Hello all. I figured I should probably post an introduction at some point. Been an atheist for about 3 years now. Really I think my conversion to atheism started when I was in middle school. I grew up in a non-denominational Christian home. I was bullied quite a bit and remember asking god for it to stop.
It eventually did in High School so I stopped thinking about religion until I got out of High school and went pretty much directly into the Army. In boot camp I had trouble passing my PT test, because to be honest my recruiter kinda fudged my score a bit. I had to retake the PT test several times. I remembered praying for god to help me pass my PT test the night before each morning I was supposed to take a retake. God never did. The ironic thing was the one night before a retake that I didn't pray, I ended up passing it. At that point I thought, either prayer doesn't work or God was just trying to tell me I had to do things on my own. Either way it started to make me think about my religion.
In AIT, which came right after basic, I settled on the fact that prayer didn't work and decided to further question my beliefs. Back home (I'm in the reserves) I started talking with my religious friend about things and really learned quite a bit about Christianity. My belief started to crumble around me, but what was the final straw was when I read Leviticus.
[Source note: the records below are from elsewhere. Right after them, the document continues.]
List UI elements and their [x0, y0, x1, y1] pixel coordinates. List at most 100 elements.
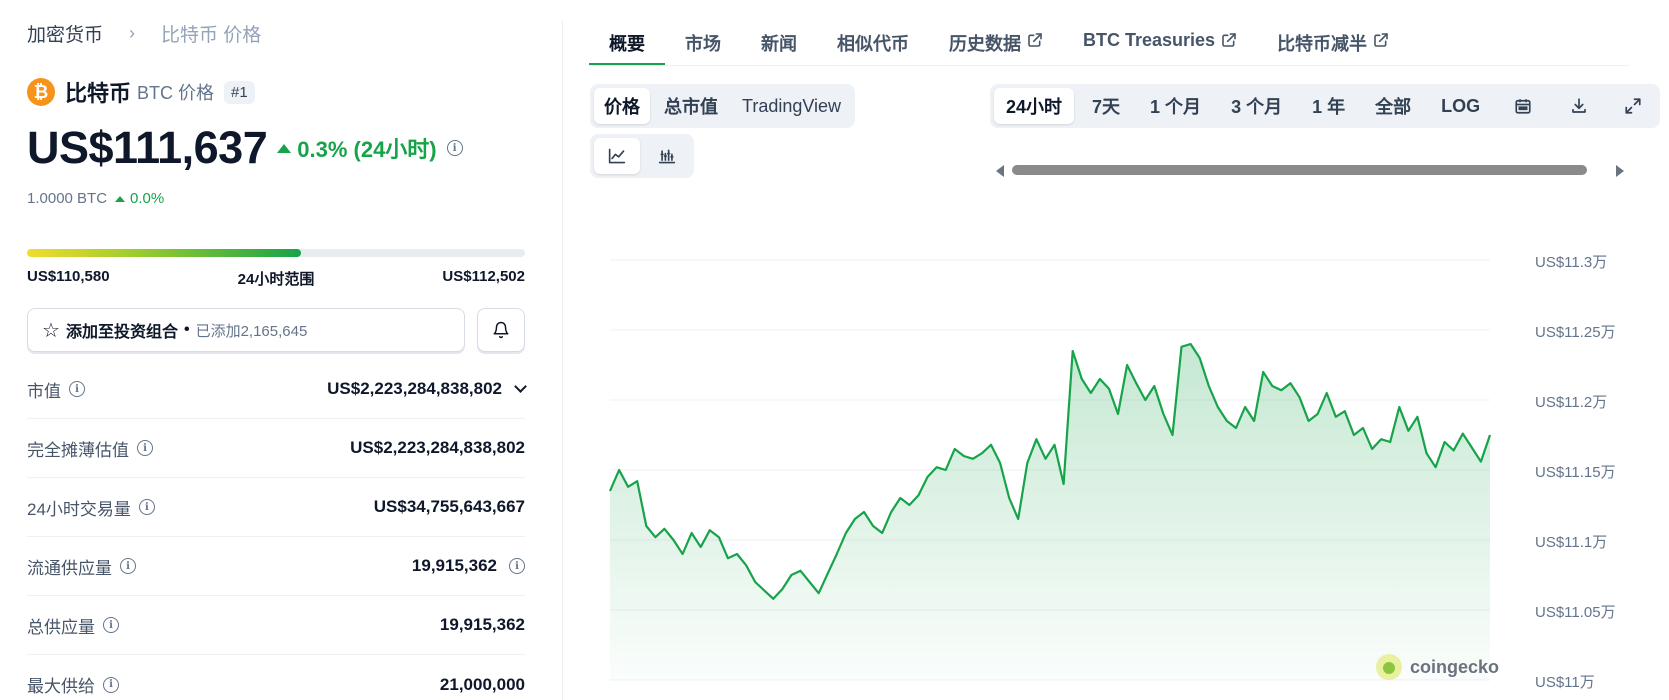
tab-similar-coins[interactable]: 相似代币	[817, 22, 929, 66]
chevron-right-icon: ›	[129, 23, 136, 43]
portfolio-separator: •	[183, 321, 190, 338]
info-icon[interactable]: i	[120, 558, 136, 574]
portfolio-label: 添加至投资组合	[65, 324, 178, 341]
info-icon[interactable]: i	[69, 381, 85, 397]
info-icon[interactable]: i	[446, 140, 463, 156]
line-chart-button[interactable]	[594, 138, 640, 174]
tab-news[interactable]: 新闻	[741, 22, 817, 66]
stat-label: 完全摊薄估值	[27, 440, 129, 460]
chart-type-tradingview[interactable]: TradingView	[732, 88, 851, 124]
stat-value: 19,915,362	[411, 556, 497, 575]
price-alert-button[interactable]	[477, 308, 525, 352]
chart-type-selector: 价格 总市值 TradingView	[590, 84, 856, 128]
btc-change-text: 0.0%	[130, 190, 165, 207]
breadcrumb: 加密货币 › 比特币 价格	[27, 20, 261, 47]
range-log[interactable]: LOG	[1429, 88, 1492, 124]
stat-row-circulating-supply: 流通供应量 i 19,915,362 i	[27, 537, 525, 596]
stat-value: 19,915,362	[439, 615, 525, 634]
coin-header: ₿ 比特币 BTC 价格 #1	[27, 76, 255, 108]
range-1y[interactable]: 1 年	[1300, 88, 1357, 124]
range-low: US$110,580	[27, 268, 110, 285]
stat-label: 总供应量	[27, 617, 95, 637]
stat-label: 市值	[27, 381, 61, 401]
current-price: US$111,637	[27, 122, 268, 173]
coingecko-watermark: coingecko	[1376, 654, 1499, 680]
range-labels: US$110,580 24小时范围 US$112,502	[27, 268, 525, 289]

It took me a while, but I finally reached my boiling point and had to tell someone what I believed.
I ended up telling my mom one morning, about this time last year, and she didn't take it as well as I thought she would. I am thankful she didn't disown me, but at the same time she kind of swept it under the rug. Right now it's just something I'm not supposed to talk about around her or the family. Her and my dad are the only ones in the family know. Some close friends know as well. Anyways, that's about it.